Desde Columbine, mais de 226 mil estudantes sofreram com a violência armada em escolas dos EUA, de acordo com dados do Washington Post. A frequência de tiroteios nas escolas provocou mudanças na cobertura jornalística com o objetivo de limitar imprecisões como as que se seguiram ao massacre de Columbine. O Instituto Poynter e a Voz da Educação para a Conscientização do Suicídio pedem aos jornalistas que evitem relatar testemunhos de segunda mão ou amplificar pequenos detalhes, e a Associação de Notícias Digitais da Radio Television adverte contra a transmissão dos locais de vítimas e policiais enquanto os atiradores ainda estão ativos.

Outros recomendam evitar o uso dos nomes dos atiradores ou publicar fotos que glorifiquem seus crimes. Isto é por causa de outro aspecto dos tiroteios em escolas modernas que começaram com Columbine – glorificação de atiradores em massa na Internet. Como mostra uma reportagem do Washington Post deste mês, mais de 150 estranhos aparecem no campus da Columbine High School todos os meses. Muitos são obcecados com os ataques e examinam os escritos e fotos online de Harris e Klebold.

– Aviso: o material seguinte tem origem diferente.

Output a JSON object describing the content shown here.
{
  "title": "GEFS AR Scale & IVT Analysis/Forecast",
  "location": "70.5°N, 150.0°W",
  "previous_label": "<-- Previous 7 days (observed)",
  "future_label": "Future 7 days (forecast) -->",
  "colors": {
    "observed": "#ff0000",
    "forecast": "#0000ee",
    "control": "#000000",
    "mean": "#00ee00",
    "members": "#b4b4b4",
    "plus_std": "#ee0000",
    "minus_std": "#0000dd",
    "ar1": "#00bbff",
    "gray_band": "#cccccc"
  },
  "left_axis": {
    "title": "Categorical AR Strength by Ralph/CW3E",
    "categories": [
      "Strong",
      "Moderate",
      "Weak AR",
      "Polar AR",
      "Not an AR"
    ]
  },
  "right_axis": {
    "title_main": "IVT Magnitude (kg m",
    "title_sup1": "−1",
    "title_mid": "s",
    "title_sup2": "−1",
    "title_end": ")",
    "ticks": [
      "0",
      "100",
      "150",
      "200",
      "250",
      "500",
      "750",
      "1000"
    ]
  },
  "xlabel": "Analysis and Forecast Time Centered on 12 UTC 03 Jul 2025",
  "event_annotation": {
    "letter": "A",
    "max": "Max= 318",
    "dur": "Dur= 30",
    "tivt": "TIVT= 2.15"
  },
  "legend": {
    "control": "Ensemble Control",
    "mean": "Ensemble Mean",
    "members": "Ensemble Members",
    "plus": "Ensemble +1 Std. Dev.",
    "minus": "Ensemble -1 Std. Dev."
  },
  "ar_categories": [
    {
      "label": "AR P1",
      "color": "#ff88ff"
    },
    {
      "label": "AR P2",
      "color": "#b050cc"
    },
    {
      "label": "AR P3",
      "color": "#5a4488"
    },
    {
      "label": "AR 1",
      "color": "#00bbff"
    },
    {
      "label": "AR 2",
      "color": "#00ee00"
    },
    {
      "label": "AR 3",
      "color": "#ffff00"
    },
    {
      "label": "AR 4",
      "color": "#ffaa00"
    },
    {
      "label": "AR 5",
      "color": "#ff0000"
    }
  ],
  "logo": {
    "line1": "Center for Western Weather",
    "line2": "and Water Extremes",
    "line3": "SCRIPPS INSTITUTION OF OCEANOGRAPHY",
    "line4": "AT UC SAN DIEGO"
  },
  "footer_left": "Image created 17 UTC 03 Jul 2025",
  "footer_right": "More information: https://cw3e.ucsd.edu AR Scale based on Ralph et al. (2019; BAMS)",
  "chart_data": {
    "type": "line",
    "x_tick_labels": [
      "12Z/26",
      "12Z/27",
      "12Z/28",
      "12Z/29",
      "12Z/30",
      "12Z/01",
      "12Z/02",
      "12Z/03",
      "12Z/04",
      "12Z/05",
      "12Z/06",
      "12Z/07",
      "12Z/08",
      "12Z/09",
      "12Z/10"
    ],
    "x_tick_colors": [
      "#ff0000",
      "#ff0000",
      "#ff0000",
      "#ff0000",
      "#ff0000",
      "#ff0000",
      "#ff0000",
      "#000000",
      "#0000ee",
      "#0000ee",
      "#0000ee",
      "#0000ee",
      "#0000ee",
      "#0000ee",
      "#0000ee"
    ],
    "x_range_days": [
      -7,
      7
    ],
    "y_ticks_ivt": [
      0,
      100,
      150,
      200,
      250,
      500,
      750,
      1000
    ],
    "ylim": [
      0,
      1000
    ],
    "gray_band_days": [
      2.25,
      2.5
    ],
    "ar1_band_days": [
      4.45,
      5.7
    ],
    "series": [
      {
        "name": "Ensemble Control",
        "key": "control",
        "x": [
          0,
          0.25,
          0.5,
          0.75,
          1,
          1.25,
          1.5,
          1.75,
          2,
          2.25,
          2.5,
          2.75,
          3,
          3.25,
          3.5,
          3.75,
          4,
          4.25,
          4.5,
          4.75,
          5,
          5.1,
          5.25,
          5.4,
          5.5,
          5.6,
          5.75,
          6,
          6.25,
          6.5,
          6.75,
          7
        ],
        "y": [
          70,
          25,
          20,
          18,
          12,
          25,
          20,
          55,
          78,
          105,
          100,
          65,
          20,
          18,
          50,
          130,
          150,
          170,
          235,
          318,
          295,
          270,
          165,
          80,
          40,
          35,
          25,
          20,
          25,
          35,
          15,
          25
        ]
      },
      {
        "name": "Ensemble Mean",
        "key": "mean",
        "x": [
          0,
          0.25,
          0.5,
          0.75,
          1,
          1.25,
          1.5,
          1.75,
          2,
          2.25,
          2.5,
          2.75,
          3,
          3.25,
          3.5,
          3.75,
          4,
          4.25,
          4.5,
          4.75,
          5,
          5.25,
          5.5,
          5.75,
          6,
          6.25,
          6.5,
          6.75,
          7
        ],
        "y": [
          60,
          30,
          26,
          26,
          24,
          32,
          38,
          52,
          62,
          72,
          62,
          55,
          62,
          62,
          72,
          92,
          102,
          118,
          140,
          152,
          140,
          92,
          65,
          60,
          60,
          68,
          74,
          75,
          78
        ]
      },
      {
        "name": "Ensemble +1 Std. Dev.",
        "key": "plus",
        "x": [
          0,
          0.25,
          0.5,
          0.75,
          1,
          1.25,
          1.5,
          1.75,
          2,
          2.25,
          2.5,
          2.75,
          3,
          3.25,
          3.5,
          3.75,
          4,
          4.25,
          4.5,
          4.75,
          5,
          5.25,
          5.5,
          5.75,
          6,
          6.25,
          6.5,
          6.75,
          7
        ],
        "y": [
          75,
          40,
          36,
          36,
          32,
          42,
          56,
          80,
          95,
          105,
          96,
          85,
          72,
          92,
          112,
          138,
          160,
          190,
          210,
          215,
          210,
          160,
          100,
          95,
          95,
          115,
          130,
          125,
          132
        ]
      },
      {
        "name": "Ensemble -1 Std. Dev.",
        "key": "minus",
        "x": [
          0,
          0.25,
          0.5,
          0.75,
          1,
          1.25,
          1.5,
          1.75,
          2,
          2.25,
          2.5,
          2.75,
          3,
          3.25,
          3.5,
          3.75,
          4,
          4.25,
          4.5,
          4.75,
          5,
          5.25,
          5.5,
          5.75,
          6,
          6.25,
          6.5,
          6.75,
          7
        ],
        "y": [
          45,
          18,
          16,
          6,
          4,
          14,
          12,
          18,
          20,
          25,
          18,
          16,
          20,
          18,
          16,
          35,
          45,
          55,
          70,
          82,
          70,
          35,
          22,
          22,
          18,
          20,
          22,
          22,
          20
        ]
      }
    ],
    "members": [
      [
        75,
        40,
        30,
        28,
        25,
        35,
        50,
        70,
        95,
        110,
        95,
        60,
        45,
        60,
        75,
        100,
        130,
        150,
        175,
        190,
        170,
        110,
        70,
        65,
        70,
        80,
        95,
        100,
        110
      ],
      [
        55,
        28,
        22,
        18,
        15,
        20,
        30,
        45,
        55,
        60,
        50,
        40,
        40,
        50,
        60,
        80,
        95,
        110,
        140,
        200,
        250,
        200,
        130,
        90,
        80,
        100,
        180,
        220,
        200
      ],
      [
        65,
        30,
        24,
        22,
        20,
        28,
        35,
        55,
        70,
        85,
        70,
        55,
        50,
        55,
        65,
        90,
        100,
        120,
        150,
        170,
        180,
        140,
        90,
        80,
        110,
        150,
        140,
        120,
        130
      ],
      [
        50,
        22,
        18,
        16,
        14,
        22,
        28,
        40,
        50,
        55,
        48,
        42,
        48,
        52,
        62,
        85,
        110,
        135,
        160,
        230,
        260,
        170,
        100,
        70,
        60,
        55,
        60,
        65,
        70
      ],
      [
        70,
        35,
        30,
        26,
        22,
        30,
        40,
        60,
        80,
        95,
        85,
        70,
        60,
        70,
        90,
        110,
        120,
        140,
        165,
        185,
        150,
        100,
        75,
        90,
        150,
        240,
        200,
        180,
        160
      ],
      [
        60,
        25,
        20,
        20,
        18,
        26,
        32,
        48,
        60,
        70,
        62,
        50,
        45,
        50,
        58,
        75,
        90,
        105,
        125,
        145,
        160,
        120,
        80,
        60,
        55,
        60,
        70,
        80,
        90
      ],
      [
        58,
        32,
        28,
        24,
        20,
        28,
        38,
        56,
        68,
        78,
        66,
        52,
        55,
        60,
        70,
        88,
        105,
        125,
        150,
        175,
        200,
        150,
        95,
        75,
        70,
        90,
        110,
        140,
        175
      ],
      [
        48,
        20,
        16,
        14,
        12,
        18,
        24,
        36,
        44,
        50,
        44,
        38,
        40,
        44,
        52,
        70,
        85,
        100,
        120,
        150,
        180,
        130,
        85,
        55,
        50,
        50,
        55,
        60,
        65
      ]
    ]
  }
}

Esta semana, uma mulher de 18 anos descrita pelas autoridades como "apaixonada" pelo massacre de Columbine viajou de sua casa na Flórida para o Colorado. Sol Pais imediatamente comprou o mesmo tipo de arma usada por um dos atiradores de Columbine em uma loja de armas a três quilômetros da escola, desencadeando uma grande caçada. Ela fugiu do FBI e tirou a própria vida - seu caso se tornando mais um lembrete da mitologia duradoura e perigosa dos tiros de Columbine.